A typical October

Classic fall weather again – on the whole, a good thing. Leaves have been coming down in earnest and the lawn is thick with them. We don’t own a rake. I’ve read that it’s OK to mow over the dead leaves so as to “mulch” them, and that’s what I’ve been doing. The grass grows so slowly now that I keep telling myself, “One last mowing for the season”; and then, after one or two weeks, I mow again.

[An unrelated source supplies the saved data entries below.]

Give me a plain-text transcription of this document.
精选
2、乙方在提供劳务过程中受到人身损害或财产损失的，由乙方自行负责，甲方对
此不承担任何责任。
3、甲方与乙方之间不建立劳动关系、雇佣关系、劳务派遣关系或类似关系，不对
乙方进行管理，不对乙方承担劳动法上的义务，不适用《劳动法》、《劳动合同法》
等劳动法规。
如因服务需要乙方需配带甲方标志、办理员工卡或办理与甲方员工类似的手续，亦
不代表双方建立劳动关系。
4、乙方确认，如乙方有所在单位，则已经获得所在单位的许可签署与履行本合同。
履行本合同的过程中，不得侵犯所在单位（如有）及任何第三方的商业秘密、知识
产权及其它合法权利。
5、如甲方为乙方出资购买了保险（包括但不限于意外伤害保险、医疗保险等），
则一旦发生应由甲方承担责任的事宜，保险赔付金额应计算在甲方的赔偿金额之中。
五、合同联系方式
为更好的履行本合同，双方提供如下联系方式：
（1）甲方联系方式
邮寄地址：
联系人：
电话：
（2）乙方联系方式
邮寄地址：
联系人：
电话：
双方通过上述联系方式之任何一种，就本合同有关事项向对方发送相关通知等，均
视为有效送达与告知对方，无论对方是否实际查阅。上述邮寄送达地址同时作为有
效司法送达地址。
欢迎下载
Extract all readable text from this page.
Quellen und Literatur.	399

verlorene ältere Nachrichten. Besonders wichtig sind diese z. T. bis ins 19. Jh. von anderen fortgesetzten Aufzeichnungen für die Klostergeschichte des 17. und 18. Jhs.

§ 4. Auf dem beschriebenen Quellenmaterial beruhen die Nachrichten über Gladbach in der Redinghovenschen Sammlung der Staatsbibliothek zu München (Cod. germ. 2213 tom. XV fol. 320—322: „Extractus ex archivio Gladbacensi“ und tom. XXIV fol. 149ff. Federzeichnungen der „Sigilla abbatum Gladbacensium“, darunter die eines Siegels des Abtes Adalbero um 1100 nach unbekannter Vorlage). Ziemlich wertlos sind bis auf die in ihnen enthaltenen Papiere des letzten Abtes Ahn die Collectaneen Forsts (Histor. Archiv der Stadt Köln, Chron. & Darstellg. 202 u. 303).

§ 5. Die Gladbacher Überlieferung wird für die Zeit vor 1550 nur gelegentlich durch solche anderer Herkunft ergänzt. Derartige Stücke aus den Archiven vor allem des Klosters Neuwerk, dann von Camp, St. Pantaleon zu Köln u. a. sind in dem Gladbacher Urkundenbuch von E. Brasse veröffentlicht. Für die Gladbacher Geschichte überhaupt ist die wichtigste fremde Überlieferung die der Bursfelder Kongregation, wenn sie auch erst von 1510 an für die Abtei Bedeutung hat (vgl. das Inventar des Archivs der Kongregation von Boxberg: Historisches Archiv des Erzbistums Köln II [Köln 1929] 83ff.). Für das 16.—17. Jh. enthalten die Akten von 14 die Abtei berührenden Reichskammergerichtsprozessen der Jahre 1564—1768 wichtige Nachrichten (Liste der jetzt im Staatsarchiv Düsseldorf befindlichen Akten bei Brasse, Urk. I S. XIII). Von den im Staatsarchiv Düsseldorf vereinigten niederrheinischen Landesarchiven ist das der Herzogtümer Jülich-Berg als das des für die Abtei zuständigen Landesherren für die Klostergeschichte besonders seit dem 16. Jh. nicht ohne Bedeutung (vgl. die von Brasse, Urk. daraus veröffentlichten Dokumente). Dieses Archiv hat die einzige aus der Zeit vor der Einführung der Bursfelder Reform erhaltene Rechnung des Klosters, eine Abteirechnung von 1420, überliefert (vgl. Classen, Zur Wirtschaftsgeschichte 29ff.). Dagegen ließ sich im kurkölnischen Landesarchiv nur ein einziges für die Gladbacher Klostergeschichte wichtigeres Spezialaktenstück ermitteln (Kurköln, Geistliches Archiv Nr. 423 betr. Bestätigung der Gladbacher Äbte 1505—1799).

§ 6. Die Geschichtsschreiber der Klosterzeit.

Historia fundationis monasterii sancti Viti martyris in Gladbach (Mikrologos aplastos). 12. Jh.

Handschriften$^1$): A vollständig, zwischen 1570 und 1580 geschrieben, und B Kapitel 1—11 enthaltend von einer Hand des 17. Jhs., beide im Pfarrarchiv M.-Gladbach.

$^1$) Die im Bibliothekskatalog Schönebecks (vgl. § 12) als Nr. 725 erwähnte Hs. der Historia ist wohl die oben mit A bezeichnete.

And now, my reading report.

(1) Patrick Allitt’s I’m the Teacher, You’re the Student: A Semester in the University Classroom describes several tantalizing U.S. history books, a few of which I’ve acquired. The golden discovery has been California: The Great Exception – the assigned text Allitt’s students loathed the most – written for that state’s centennial by Carey McWilliams, with lovely phrasing, apt detail, and shrewd analysis. Even in 1950, California’s growth was cause for wonderment. A boom in mining led to booms in farming, oil drilling, manufacturing, what have you. The mining boom was relatively egalitarian: claim sizes were restricted, and individual miners could prosper without capital. Then, the wealth gained by mining in California funded the mining elsewhere in the Far West, but this was company mining, adhering to other methods and rules. That’s what I’ve read so far. Agriculture, etc., will be discussed later. Allitt told his students to read the chapters about rivers and irrigation – the subject matter of Chinatown. They were bored to tears. I already look forward to reading McWilliams’s Factories in the Field: The Story of Migratory Farm Labor in California and North from Mexico: The Spanish-Speaking People of the United States.

(2) I liked Allitt well enough that I’ve begun another of his books: The Conservatives: Ideas & Personalities throughout American History.

(3) Also: Bertrand Russell, The Problems of Philosophy, which I read so long ago I hardly remember it. I’m not even sure I read all of it before.

(4) Some Gothic things for the fall:
  • Agatha Christie, Endless Night (excellent, just excellent)
  • Hilary Mantel, Fludd
  • Ghost stories by Edith Wharton and M.R. James
(5) The Masters, the fifth and most famous book in C.P. Snow’s Strangers and Brothers series. It’s about the politics of an unnamed Cambridge college. Sure enough, it’s good; it might be THE ONE in the series to read, if that’s all you have time for; but it’s no better than the others.